Osteoclast-derived exosomes inhibit osteogenic differentiation through Wnt/β-catenin signaling pathway in simulated microgravity model

In the microgravity environment of space, astronauts undergo osteoporosis due to an imbalance in bone remodeling. Recent studies have shown that exosomes derived from osteoclasts could mediate cell-to-cell communication in bone remodeling. However, the role of osteoclast-derived exosomes in bone remodeling in microgravity remains a mystery. Our objective is to investigate the cellular processes modulated by exosomes from RAW264.7 cell-derived osteoclasts and the underlying mechanism of action for the exosomes-mediated osteogenesis of osteoblast-like MC3T3-E1 cells in simulated microgravity.
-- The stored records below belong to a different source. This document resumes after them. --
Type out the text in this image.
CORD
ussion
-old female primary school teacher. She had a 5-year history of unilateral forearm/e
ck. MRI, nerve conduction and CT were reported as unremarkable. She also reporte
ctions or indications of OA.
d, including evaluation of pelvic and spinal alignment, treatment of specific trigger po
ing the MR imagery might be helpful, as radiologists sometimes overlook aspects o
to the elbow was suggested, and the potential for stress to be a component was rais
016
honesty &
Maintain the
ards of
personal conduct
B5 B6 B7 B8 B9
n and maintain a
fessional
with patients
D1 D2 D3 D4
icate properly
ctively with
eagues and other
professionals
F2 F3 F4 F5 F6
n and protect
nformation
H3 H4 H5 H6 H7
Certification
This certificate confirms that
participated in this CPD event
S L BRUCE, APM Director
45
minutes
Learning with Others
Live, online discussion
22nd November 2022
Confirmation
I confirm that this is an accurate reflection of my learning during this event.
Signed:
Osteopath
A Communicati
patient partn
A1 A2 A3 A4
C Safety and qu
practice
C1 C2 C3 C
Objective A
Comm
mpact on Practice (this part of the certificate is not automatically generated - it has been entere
We took advantage of the random positioning machine (RPM) to simulate microgravity for the model and investigated the role of exosomes from RAW264.7 cell-derived osteoclasts in osteoclast-osteoblast communication. The results showed that this type of mature osteoclast-derived exosomes (OC-Exos) in the RPM evidently inhibited the cellular proliferation of osteoblasts via inducing cellular apoptosis and altering their cell cycle distribution. Alkaline phosphatase and mineralization activity of MC3T3-E1 cells were significantly lower after treatment with OC-Exos from RPM and mRNA expression of osteoblast-specific genes were down-regulated. Further study confirmed that OC-Exos in RPM obstructed the differentiation of MC3T3-E1 cells by interfering with Wnt/β-catenin signaling pathway. Together, these observations demonstrated that OC-Exos played an essential role in the regulation of bone remodeling in the microgravity environment. These results shed light on a novel pathway of cross-talk between osteoclasts and osteoblasts, which will be helpful to explain the possible mechanisms underlying osteoporosis in microgravity.